Her latest shift finds her collaborating with guitarist MIYAVI on a song called “Senkakubanrai,” which serves as the theme song for a new movie called “Diner.” Watch the video for it below.
The presence of MIYAVI means this number is going to be built around guitar playing unafraid to dash all over the place. He doesn’t let his virtuosity get too much in the way, however. For the verses, he lays down zippy melodies but leaves plenty of space for DAOKO to do her thing. He gets his chance to really show off in a late-song bridge, where he gets a solo. He doesn’t dominate, but his sound certainly comes through clearly.

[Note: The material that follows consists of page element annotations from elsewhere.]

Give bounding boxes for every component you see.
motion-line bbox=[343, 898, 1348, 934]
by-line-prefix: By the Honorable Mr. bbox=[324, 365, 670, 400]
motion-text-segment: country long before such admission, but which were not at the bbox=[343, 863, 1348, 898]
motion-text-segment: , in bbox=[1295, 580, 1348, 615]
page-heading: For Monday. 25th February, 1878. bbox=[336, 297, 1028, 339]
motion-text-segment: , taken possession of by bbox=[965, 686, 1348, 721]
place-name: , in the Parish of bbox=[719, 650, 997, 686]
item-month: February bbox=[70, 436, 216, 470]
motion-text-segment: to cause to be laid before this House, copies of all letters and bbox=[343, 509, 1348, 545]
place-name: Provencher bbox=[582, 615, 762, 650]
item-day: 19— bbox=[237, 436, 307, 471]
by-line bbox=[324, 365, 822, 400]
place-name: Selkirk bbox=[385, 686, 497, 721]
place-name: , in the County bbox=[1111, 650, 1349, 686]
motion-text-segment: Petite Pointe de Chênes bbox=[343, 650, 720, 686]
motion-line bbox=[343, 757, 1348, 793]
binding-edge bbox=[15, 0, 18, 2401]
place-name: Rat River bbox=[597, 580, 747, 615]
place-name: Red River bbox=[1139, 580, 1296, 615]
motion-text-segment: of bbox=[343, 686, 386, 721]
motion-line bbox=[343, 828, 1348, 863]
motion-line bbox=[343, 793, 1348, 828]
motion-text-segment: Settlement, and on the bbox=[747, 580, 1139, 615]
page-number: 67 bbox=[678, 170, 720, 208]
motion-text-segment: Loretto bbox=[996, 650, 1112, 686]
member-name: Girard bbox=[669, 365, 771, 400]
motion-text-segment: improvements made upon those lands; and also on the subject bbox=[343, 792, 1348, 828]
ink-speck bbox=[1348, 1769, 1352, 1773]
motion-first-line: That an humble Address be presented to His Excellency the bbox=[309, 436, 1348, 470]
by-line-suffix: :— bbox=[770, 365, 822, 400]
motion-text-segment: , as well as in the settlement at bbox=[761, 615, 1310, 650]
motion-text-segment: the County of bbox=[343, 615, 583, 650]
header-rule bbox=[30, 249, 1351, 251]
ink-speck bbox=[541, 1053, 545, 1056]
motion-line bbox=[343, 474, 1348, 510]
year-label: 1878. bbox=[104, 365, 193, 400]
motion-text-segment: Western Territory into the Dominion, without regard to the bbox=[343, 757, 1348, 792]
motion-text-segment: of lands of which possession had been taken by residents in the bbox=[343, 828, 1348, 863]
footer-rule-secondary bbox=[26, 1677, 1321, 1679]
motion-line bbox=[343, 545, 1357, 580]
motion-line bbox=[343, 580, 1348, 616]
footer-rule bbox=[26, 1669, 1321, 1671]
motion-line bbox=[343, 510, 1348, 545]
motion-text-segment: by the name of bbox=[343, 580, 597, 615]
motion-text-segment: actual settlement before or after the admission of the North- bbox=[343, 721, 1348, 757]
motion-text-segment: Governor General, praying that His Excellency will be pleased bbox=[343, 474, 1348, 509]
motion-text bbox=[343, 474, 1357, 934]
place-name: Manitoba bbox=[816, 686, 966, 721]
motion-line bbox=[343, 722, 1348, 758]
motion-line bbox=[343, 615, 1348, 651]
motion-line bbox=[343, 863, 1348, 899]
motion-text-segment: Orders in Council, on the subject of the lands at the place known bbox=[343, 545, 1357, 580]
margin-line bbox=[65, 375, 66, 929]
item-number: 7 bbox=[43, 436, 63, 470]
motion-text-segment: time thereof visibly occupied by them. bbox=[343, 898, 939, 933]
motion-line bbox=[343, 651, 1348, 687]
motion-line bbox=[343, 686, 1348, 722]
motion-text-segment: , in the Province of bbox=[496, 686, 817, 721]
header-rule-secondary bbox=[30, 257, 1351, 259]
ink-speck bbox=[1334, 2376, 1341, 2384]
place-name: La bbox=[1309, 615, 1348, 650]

That makes this new territory for DAOKO, who hasn’t performed on such a jagged rock number yet in her career. She holds her own, mostly because she isn’t deviating from her usual vocal delivery all that much to match MIYAVI’s sound. She gets a touch more aggressive at times, but even then she still operates closer to a whisper than a shout. As an individual number from an artist with a tendency to hop all over sonically, it fits in. Yet it’s still tough to figure out what exactly DAOKO is in J-pop in 2019. Maybe that flexibility is what will always define her in an industry often seeking out stability.